"You think, Leila, that
it teases me to be called a boy by your ladyship. I think it is because
you remember what a boy once said to you here--right here."
"What do you mean?" She knew very well what he meant, but quickly
repenting of her feminine fib, said, "Oh, I do know, but I wanted to
forget--I wanted to pretend to forget, because you know what friends we
have been, and it was really so foolish."

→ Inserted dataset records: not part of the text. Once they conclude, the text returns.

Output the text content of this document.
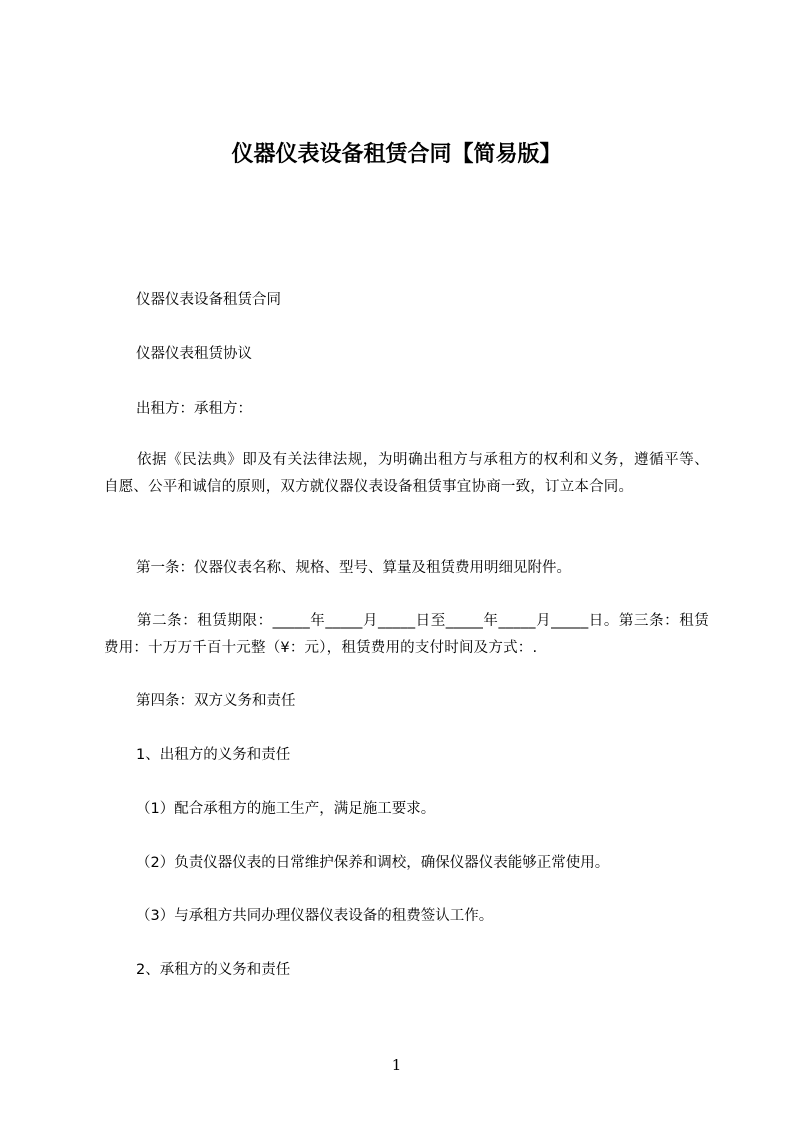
仪器仪表设备租赁合同【简易版】
仪器仪表设备租赁合同
仪器仪表租赁协议
出租方：承租方：
依据《民法典》即及有关法律法规，为明确出租方与承租方的权利和义务，遵循平等、自愿、公平和诚信的原则，双方就仪器仪表设备租赁事宜协商一致，订立本合同。
第一条：仪器仪表名称、规格、型号、算量及租赁费用明细见附件。
第二条：租赁期限：_____年_____月_____日至_____年_____月_____日。第三条：租赁费用：十万万千百十元整（¥：元），租赁费用的支付时间及方式：.
第四条：双方义务和责任
1、出租方的义务和责任
（1）配合承租方的施工生产，满足施工要求。
（2）负责仪器仪表的日常维护保养和调校，确保仪器仪表能够正常使用。
（3）与承租方共同办理仪器仪表设备的租费签认工作。
2、承租方的义务和责任
1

He had been lying at her feet; now he rose slowly. "You are not like my
Leila to-day."
"Oh, John!"
"No--and it is hard, because I am going away--and--it will not be
pleasant to think how you are changed."
"I wish you wouldn't say such things to me, John."
"I had to--because--I love you. If I was a boy when I was, as you say,
silly, I was in earnest. It was nonsense to ask you, to say you would
marry me some day. It wasn't so very long ago after all; but I agree with
you, it _was_ foolish. Now I mean to make no such proposal."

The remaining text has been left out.